Fully 35% of all teen girls have had to block or unfriend someone who was flirting in a way that made them uncomfortable, double the 16% of boys who have taken this step. ‘I don’t know you.’ I’m like, ‘Why are you talking to me? Girls are far more likely than boys to wait for the person they’re interested in to initiate contact.
Notably, this phenomenon is not just limited to older girls who might have greater exposure to dating and relationships. Nearly half of girls (47%) say they usually wait for someone they are interested in dating to ask them out first, compared with just 6% of boys.
For teens who meet romantic partners online, it is common for those relationships to never actually progress to the point of a physical meeting. Given the number of years today’s teens have been using social media and the volume of content posted to social media profiles, potential suitors have access to a motherlode of material on their crush.

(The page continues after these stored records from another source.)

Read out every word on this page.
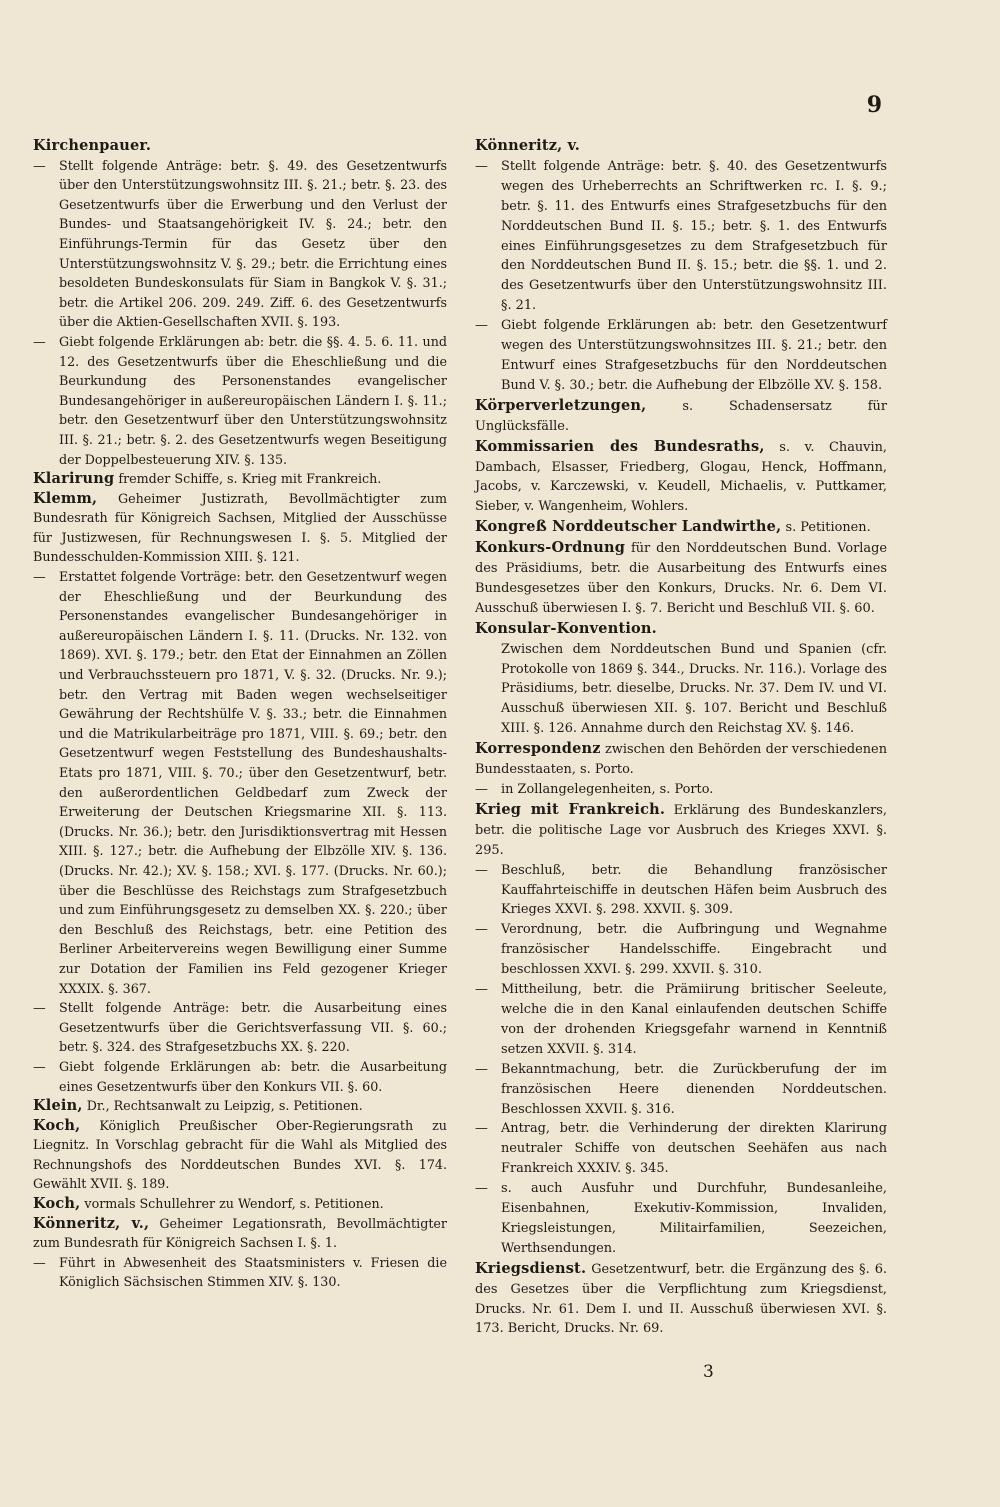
9

Kirchenpauer.

— Stellt folgende Anträge: betr. §. 49. des Gesetzentwurfs über den Unterstützungswohnsitz III. §. 21.; betr. §. 23. des Gesetzentwurfs über die Erwerbung und den Verlust der Bundes- und Staatsangehörigkeit IV. §. 24.; betr. den Einführungs-Termin für das Gesetz über den Unterstützungswohnsitz V. §. 29.; betr. die Errichtung eines besoldeten Bundeskonsulats für Siam in Bangkok V. §. 31.; betr. die Artikel 206. 209. 249. Ziff. 6. des Gesetzentwurfs über die Aktien-Gesellschaften XVII. §. 193.

— Giebt folgende Erklärungen ab: betr. die §§. 4. 5. 6. 11. und 12. des Gesetzentwurfs über die Eheschließung und die Beurkundung des Personenstandes evangelischer Bundesangehöriger in außereuropäischen Ländern I. §. 11.; betr. den Gesetzentwurf über den Unterstützungswohnsitz III. §. 21.; betr. §. 2. des Gesetzentwurfs wegen Beseitigung der Doppelbesteuerung XIV. §. 135.

Klarirung fremder Schiffe, s. Krieg mit Frankreich.

Klemm, Geheimer Justizrath, Bevollmächtigter zum Bundesrath für Königreich Sachsen, Mitglied der Ausschüsse für Justizwesen, für Rechnungswesen I. §. 5. Mitglied der Bundesschulden-Kommission XIII. §. 121.

— Erstattet folgende Vorträge: betr. den Gesetzentwurf wegen der Eheschließung und der Beurkundung des Personenstandes evangelischer Bundesangehöriger in außereuropäischen Ländern I. §. 11. (Drucks. Nr. 132. von 1869). XVI. §. 179.; betr. den Etat der Einnahmen an Zöllen und Verbrauchssteuern pro 1871, V. §. 32. (Drucks. Nr. 9.); betr. den Vertrag mit Baden wegen wechselseitiger Gewährung der Rechtshülfe V. §. 33.; betr. die Einnahmen und die Matrikularbeiträge pro 1871, VIII. §. 69.; betr. den Gesetzentwurf wegen Feststellung des Bundeshaushalts-Etats pro 1871, VIII. §. 70.; über den Gesetzentwurf, betr. den außerordentlichen Geldbedarf zum Zweck der Erweiterung der Deutschen Kriegsmarine XII. §. 113. (Drucks. Nr. 36.); betr. den Jurisdiktionsvertrag mit Hessen XIII. §. 127.; betr. die Aufhebung der Elbzölle XIV. §. 136. (Drucks. Nr. 42.); XV. §. 158.; XVI. §. 177. (Drucks. Nr. 60.); über die Beschlüsse des Reichstags zum Strafgesetzbuch und zum Einführungsgesetz zu demselben XX. §. 220.; über den Beschluß des Reichstags, betr. eine Petition des Berliner Arbeitervereins wegen Bewilligung einer Summe zur Dotation der Familien ins Feld gezogener Krieger XXXIX. §. 367.

— Stellt folgende Anträge: betr. die Ausarbeitung eines Gesetzentwurfs über die Gerichtsverfassung VII. §. 60.; betr. §. 324. des Strafgesetzbuchs XX. §. 220.

— Giebt folgende Erklärungen ab: betr. die Ausarbeitung eines Gesetzentwurfs über den Konkurs VII. §. 60.

Klein, Dr., Rechtsanwalt zu Leipzig, s. Petitionen.

Koch, Königlich Preußischer Ober-Regierungsrath zu Liegnitz. In Vorschlag gebracht für die Wahl als Mitglied des Rechnungshofs des Norddeutschen Bundes XVI. §. 174. Gewählt XVII. §. 189.

Koch, vormals Schullehrer zu Wendorf, s. Petitionen.

Könneritz, v., Geheimer Legationsrath, Bevollmächtigter zum Bundesrath für Königreich Sachsen I. §. 1.

— Führt in Abwesenheit des Staatsministers v. Friesen die Königlich Sächsischen Stimmen XIV. §. 130.

Könneritz, v.

— Stellt folgende Anträge: betr. §. 40. des Gesetzentwurfs wegen des Urheberrechts an Schriftwerken rc. I. §. 9.; betr. §. 11. des Entwurfs eines Strafgesetzbuchs für den Norddeutschen Bund II. §. 15.; betr. §. 1. des Entwurfs eines Einführungsgesetzes zu dem Strafgesetzbuch für den Norddeutschen Bund II. §. 15.; betr. die §§. 1. und 2. des Gesetzentwurfs über den Unterstützungswohnsitz III. §. 21.

— Giebt folgende Erklärungen ab: betr. den Gesetzentwurf wegen des Unterstützungswohnsitzes III. §. 21.; betr. den Entwurf eines Strafgesetzbuchs für den Norddeutschen Bund V. §. 30.; betr. die Aufhebung der Elbzölle XV. §. 158.

Körperverletzungen,	s. Schadensersatz für Unglücksfälle.

Kommissarien des Bundesraths, s. v. Chauvin, Dambach, Elsasser, Friedberg, Glogau, Henck, Hoffmann, Jacobs, v. Karczewski, v. Keudell, Michaelis, v. Puttkamer, Sieber, v. Wangenheim, Wohlers.

Kongreß Norddeutscher Landwirthe, s. Petitionen.

Konkurs-Ordnung für den Norddeutschen Bund. Vorlage des Präsidiums, betr. die Ausarbeitung des Entwurfs eines Bundesgesetzes über den Konkurs, Drucks. Nr. 6. Dem VI. Ausschuß überwiesen I. §. 7. Bericht und Beschluß VII. §. 60.

Konsular-Konvention.

Zwischen dem Norddeutschen Bund und Spanien (cfr. Protokolle von 1869 §. 344., Drucks. Nr. 116.). Vorlage des Präsidiums, betr. dieselbe, Drucks. Nr. 37. Dem IV. und VI. Ausschuß überwiesen XII. §. 107. Bericht und Beschluß XIII. §. 126. Annahme durch den Reichstag XV. §. 146.

Korrespondenz zwischen den Behörden der verschiedenen Bundesstaaten, s. Porto.

— in Zollangelegenheiten, s. Porto.

Krieg mit Frankreich. Erklärung des Bundeskanzlers, betr. die politische Lage vor Ausbruch des Krieges XXVI. §. 295.

— Beschluß, betr. die Behandlung französischer Kauffahrteischiffe in deutschen Häfen beim Ausbruch des Krieges XXVI. §. 298. XXVII. §. 309.

— Verordnung, betr. die Aufbringung und Wegnahme französischer Handelsschiffe. Eingebracht und beschlossen XXVI. §. 299. XXVII. §. 310.

— Mittheilung, betr. die Prämiirung britischer Seeleute, welche die in den Kanal einlaufenden deutschen Schiffe von der drohenden Kriegsgefahr warnend in Kenntniß setzen XXVII. §. 314.

— Bekanntmachung, betr. die Zurückberufung der im französischen Heere dienenden Norddeutschen. Beschlossen XXVII. §. 316.

— Antrag, betr. die Verhinderung der direkten Klarirung neutraler Schiffe von deutschen Seehäfen aus nach Frankreich XXXIV. §. 345.

— s. auch Ausfuhr und Durchfuhr, Bundesanleihe, Eisenbahnen, Exekutiv-Kommission, Invaliden, Kriegsleistungen, Militairfamilien, Seezeichen, Werthsendungen.

Kriegsdienst. Gesetzentwurf, betr. die Ergänzung des §. 6. des Gesetzes über die Verpflichtung zum Kriegsdienst, Drucks. Nr. 61. Dem I. und II. Ausschuß überwiesen XVI. §. 173. Bericht, Drucks. Nr. 69.

3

One high school girl explained: “A little bit more bold over text, because you wouldn’t say certain things in person. you just wouldn’t say certain things in, like, talking face to face with them because that might be kind of awkward. Cause they’re not really there.” Many teens use social media as a venue to flirt and interact with potential romantic partners, but for those on the receiving end of those advances, social media flirting can often turn in a much less desirable direction. Some 52% of teens say if they wanted to ask someone out on a date, they would usually do that in person.Facebook was mentioned 46 times in the open-ended responses to this question, while the second-most popular (Instagram) was cited only eight times. I still talk to her, but we’re not together.” And for some teens, online relationships, like offline ones, can be uncomfortable and devolve into creepy situations. Older teens ages 15 to 17 are more likely than younger teens to search for information online about current or prospective romantic partners, with 35% of older teens searching, while 16% of younger teens do so.Twitter, Kik and online gaming also were mentioned in a small number of responses, as were a range of other social media, video and chat sites (Hot or Not, IMVU, My Space, Omegle, Meet Me and Snap Chat each were mentioned once in these responses). One high school girl related the experience of one of her friends: High School Girl: “She met this guy through Facebook and … But he said he lived in Florida and then last weekend, she got a ring in the mail from him. Similarly, older teens are more likely than younger ones to search for information online about a past romantic partner – while 17% of 15- to 17-year-olds have searched for information about someone they dated or hooked up with in the past, just 7% of all 13- to 14-year-olds have done so.Other ways in which teens let someone know that they are attracted to them include sharing something funny or interesting with them online (46%), sending them flirtatious messages (31%), making them a music playlist (11%), sending flirty or sexy pictures or videos of themselves (10%) and making a video for them (7%).Certain types of flirting behavior are relatively common among teens who have never dated before; others are almost entirely the purview of those with past experience in romantic relationships.
Overall, 4% of all teens ages 13 to 14 have dated someone they met online, compared with 11% of all teens ages 15 to 17. A little more than one quarter (28%) of teens have searched for information online about someone they were currently dating or interested in.